L’Élysée s’apprête à officialiser la nomination d’Amélie de Montchalin à la présidence de la Cour des comptes. Cette décision, attendue en Conseil des ministres, marque une étape significative dans la carrière de cette figure politique, qui deviendra la première femme à diriger l’institution.
Âgée de 40 ans, elle succédera à Pierre Moscovici, parti rejoindre la Cour des comptes européenne. Cette promotion intervient après plusieurs mois d’intenses négociations budgétaires, où la ministre des Comptes publics a joué un rôle central dans l’adoption du projet de loi de finances.
Son parcours politique, cependant, n’a pas été linéaire. Après une défaite aux législatives de 2022 dans l’Essonne, elle avait dû quitter le gouvernement. Son retour en 2024 lui a permis de s’imposer comme un acteur clé des débats financiers, gagnant en visibilité et en influence au fil des arbitrages complexes.
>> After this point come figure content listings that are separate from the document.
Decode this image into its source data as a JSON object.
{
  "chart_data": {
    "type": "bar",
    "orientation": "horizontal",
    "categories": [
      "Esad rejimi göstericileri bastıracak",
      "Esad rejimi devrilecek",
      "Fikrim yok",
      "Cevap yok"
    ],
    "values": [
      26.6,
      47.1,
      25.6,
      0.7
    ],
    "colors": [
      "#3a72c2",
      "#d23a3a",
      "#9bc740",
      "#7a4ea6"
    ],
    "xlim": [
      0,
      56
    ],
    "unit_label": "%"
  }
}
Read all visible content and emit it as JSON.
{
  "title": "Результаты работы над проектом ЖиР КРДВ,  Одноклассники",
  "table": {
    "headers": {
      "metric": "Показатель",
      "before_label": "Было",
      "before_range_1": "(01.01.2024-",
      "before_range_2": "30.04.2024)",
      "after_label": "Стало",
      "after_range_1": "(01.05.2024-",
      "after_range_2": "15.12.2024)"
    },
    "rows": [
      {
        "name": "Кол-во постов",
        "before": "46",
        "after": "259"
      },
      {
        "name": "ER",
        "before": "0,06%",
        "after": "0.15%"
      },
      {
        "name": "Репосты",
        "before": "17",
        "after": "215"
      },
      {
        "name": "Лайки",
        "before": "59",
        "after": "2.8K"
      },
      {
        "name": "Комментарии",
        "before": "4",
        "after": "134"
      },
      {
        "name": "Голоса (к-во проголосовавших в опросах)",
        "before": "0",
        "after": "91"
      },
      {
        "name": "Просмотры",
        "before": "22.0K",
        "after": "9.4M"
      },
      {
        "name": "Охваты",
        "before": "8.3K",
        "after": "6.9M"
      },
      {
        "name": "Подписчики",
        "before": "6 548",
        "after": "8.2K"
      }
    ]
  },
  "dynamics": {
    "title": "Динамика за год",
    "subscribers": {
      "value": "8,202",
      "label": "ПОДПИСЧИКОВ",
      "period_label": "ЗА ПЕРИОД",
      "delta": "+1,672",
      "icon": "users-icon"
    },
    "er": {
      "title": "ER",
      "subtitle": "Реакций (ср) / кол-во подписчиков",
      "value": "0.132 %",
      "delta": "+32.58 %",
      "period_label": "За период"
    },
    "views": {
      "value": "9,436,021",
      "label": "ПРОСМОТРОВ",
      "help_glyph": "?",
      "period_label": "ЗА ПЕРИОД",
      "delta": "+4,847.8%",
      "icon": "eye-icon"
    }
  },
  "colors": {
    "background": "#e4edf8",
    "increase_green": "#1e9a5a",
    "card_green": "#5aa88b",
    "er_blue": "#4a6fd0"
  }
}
Ses qualités de travail et sa ténacité sont régulièrement soulignées, y compris par certains élus de l’opposition, qui reconnaissent sa compétence technique. Pour autant, cette nomination ne fait pas l’unanimité. Des critiques s’élèvent, notamment sur les réseaux sociaux, pour dénoncer ce qui est perçu par certains comme un système de récompenses entre proches du pouvoir.
La passation de pouvoir à la Cour des comptes devrait intervenir dans les prochains jours, ouvrant un nouveau chapitre pour cette institution et pour la carrière d’Amélie de Montchalin.